Program Merge Conflict Resolution via Neural Transformers
- Alexey Svyatkovskiy ,
- Sarah Fakhoury ,
- Negar Ghorbani ,
- Todd Mytkowicz ,
- Christian Bird ,
- Jinu Jang ,
- Neel Sundaresan ,
- Shuvendu Lahiri ,
- Elizabeth Dinella
The ACM Joint European Software Engineering Conference and Symposium on the Foundations of Software Engineering (ESEC/FSE '22) |
Published by ACM
Collaborative software development is an integral part of the modern software development life cycle, essential to the success of large-scale software projects. When multiple developers make concurrent changes around the same lines of code, a merge conflict may occur. Such conflicts stall pull requests and continuous integration pipelines for hours to several days, seriously hurting developer productivity.

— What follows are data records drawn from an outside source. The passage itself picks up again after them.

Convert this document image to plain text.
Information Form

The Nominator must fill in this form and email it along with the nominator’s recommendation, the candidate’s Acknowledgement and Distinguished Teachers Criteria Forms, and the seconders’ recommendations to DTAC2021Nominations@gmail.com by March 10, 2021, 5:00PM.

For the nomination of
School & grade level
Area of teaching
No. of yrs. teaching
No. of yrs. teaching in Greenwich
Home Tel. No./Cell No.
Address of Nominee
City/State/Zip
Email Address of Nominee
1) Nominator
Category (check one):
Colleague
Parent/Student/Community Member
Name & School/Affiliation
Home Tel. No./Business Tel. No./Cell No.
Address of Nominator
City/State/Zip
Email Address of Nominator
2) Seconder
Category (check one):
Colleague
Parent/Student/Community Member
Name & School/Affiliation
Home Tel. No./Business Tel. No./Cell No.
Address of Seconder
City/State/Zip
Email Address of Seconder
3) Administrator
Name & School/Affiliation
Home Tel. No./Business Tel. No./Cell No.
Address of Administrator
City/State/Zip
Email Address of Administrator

To address this problem, we introduce MergeBERT, a novel neural program merge framework based on token-level three-way differencing and a transformer encoder model. By exploiting the restricted nature of merge conflict resolutions, we reformulate the task of generating the resolution sequence as a classification task over a set of primitive merge patterns extracted from real-world merge commit data. Our model achieves 63–68% accuracy for merge resolution synthesis, yielding nearly a 3× performance improvement over existing semi-structured, and 2× improvement over neural program merge tools. Finally, we demonstrate that MergeBERT is sufficiently flexible to work with source code files in Java, JavaScript, TypeScript, and C# programming languages. To measure the practical use of MergeBERT, we conduct a user study to evaluate MergeBERT suggestions with 25 developers from large OSS projects on 122 real-world conflicts they encountered. Results suggest that in practice, MergeBERT resolutions would be accepted at a higher rate than estimated by automatic metrics for precision and accuracy. Additionally, we use participant feedback to identify future avenues for improvement of MergeBERT.